¿Qué podría decir alguien como yo sobre la longevidad matrimonial? Prácticamente nada. Nada –quiero decir– que no emane de reflexiones ajenas y lecturas propias sobre cómo hacen otros para preservar una larga vida conjunta razonablemente feliz.
Un donoso y provocativo artículo de Ami Gamerman en el Wall Street Journal (no solo de economía vive el hombre) revela una nueva tendencia en las sociedades más afluentes y parejas que alcanzan cierta madurez. Ya los hijos se fueron (vínculo que antes los unía), mermaron los gastos y no saben qué hacer con el ahorro. Aún gozan de buena salud (no han alcanzado la edad de los metales: plata en la sien, oro en los dientes y plomo al sur del ombligo) y, entonces, se preguntan qué hacer para sobrellevar los años que aún les quedan por vivir.
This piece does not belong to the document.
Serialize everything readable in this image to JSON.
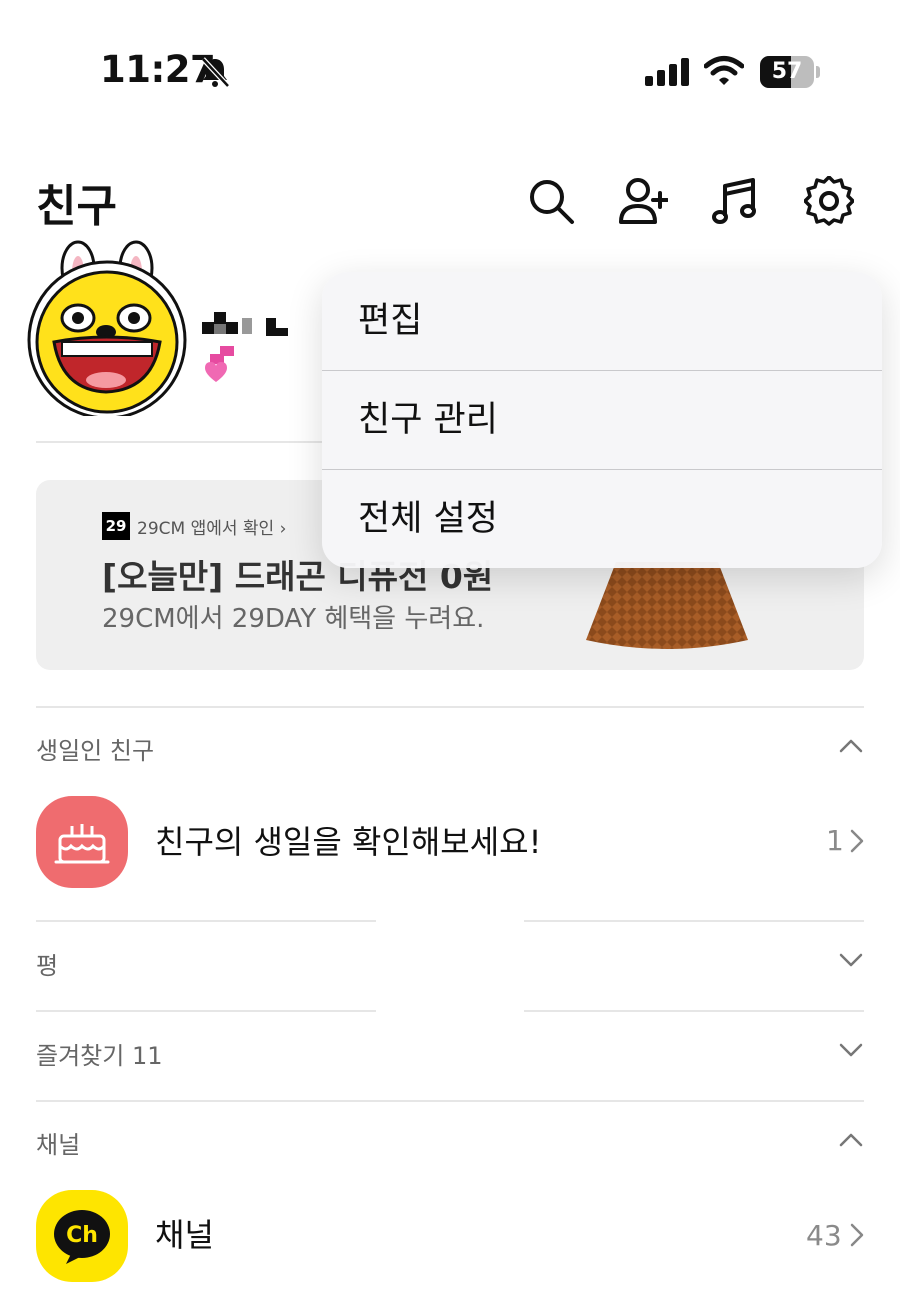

Ami da una respuesta que parece simple (no es sicóloga; deambula en bienes raíces), pero algo aporta a un tema demasiado complejo para abordar en pocas líneas. No transmite una visión científica sino una observación empírica: el secreto está en tener cuartos separados. Es lo que muchas parejas maduritas y aún jóvenes demandan de los agentes al comprar o cambiar sus residencias. Se está reinventando el matrimonio.
No se trata de habilitar otro cuarto ni mandar al roco a dormir en la sala o la bañera, sino tener, y usar, dos dormitorios principales ( two master swites ) equipados con todo confort, baños separados (la edad y ley de la gravedad provocan menos espiar aquel cuerpazo otrora voluptuoso) y, cuando el vuelo de la pasión cede a la paz nocturnal (la paz de la paloma), son otros sentimientos y necesidades los que pueblan la habitación sin cortar aquellos lazos indelebles de afecto, compañerismo, respeto y solidaridad.
¿Ya te vas a acostar?, pregunta ella con dulzura. Sabe que él se quedó dormido en su sillón preferido, junto a la chimenea, y al gatear hasta su lecho roncará a pierna suelta sin evitar, por innecesario, ráfagas inoportunas y otros manías que desarrollan los humanos con los años. Ella podrá leer o ver su programa preferido sin renunciar al control del televisor, cobijarse hasta las orejas (si es que le provoca tras superar el calor del climaterio) y dormir sin interrupción hasta que el sol o su biología la llamen al cafecito cliente que con amor le preparó su pareja. ¿Podrán entenderlo sus hijos recién casados? Lo dudo. Pero lo harán, quizás, al superar la etapa del calentamiento global.